The timing of the appeal hearing appears to go against advice from the top of the NHS as prescribed by NHS Resolutions and by Professor Stephen Powis, national medical director of NHS England, NOT to hold such hearings when the NHS is under such pressure.
I checked with the press office of NHS Resolutions and they have supplied me with the guidance for such hearings. They really should only be held if there is an absolute necessity and immediate risk to patient safety.

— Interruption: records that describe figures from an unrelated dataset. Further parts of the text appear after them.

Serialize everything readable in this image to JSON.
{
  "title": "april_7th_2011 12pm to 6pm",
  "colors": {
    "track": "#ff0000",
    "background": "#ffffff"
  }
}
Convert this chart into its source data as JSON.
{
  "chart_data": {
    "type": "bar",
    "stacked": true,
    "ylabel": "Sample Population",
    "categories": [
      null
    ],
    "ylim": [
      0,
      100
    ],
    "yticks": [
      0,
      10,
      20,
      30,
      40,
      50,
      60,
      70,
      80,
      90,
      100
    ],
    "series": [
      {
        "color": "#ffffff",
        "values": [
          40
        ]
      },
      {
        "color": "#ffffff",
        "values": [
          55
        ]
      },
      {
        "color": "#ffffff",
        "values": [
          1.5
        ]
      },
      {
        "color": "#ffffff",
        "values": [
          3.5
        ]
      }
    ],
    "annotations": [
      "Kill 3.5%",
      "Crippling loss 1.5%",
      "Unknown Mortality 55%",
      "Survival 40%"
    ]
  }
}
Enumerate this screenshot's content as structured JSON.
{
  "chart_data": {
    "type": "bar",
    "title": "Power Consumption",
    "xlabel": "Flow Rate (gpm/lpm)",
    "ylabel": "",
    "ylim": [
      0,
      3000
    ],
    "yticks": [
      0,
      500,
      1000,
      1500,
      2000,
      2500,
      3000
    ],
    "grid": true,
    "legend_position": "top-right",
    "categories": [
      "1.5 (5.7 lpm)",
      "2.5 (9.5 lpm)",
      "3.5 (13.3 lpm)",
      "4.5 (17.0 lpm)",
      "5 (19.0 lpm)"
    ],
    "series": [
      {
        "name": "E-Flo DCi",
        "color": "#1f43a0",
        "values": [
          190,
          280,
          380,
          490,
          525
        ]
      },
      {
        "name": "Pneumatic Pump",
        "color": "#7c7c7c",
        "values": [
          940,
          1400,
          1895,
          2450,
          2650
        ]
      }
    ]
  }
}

The guidance says: “We recommend that serious consideration should be given at this time as to whether alternatives to exclusion or substantial restrictions on clinical practice can be considered, so that the practitioner is not removed from the workplace at a time when there is such immense pressure on clinical staff. “
In Dr Usha’s case there was no immediate risk to patient safety as she is currently a locum cardiologist at Pinderfields Hospital in Yorkshire. There have been no complaints there, quite the opposite, and neither have the General Medical Council ruled she is not fit to practice.
Yet the trust decided to rush ahead with this hearing and not surprisingly, in the current situation, came to grief.
The original plan was for a one day hearing with five witnesses for the trust in the morning and for Dr Usha Prasad’s witnesses in the afternoon. The hearing was organised by Bevan Brittan, a law firm ( more taxpayers money for lawyers). The chair was Claire McLaughlin an independent consultant, and Associate Director of the National Clinical Assessment Service with an interest in the remediation, reskilling and rehabilitation of healthcare professionals. The case was also being followed by Dr Zoe Penn, Medical Director NHS England ,London Region and Lead for Professional Standards. She is sitting on the panel with Claire McLaughlin.
It went wrong from the beginning. Instead of starting in the morning, it didn’t start until the afternoon. Two of the five witnesses didn’t attend because, unsurprisingly, they had urgent clinical duties in the middle of a pandemic. None of Dr Prasad’s witnesses were heard as there was not enough time and there will have to be another day set aside for the hearing.
The five people who were due to attend for the trust were extremely busy. They are Dr Richard Bogle, cardiologist at Sr Helier and St George’s ( see CV here):Dr James Marsh, medical director for the trust; Dr Peter Andrews. clinical director and renal specialist; Dr Yousef Daryani, a cardiologist from Ashtead Hospital; and Dr David Fluck, medical director, from the Ashford and St Peters NHS Foundation Trust. The last two did not attend.
Who is missing for the trust is Dr Perikala, the more junior doctor, who made the patient safety allegations in an anonymous letter to among others, Jeremy Hunt, then health secretary presumably expecting he should rush down to St Helier Hospital and put a stop to Dr Prasad immediately. His letter – the subject of three employment tribunal hearings – for some reason does not factor in this hearing.
Altogether I find as a layman this is an extraordinary state of affairs- petty bureaucracy run riot. The tragedy is that this is happening when thousands of NHS patients are dying and medical staff are completely stretched. It undoes all the commendable work the trust has done to bring public attention to how the NHS is doing its best to help people in their direst hour of need.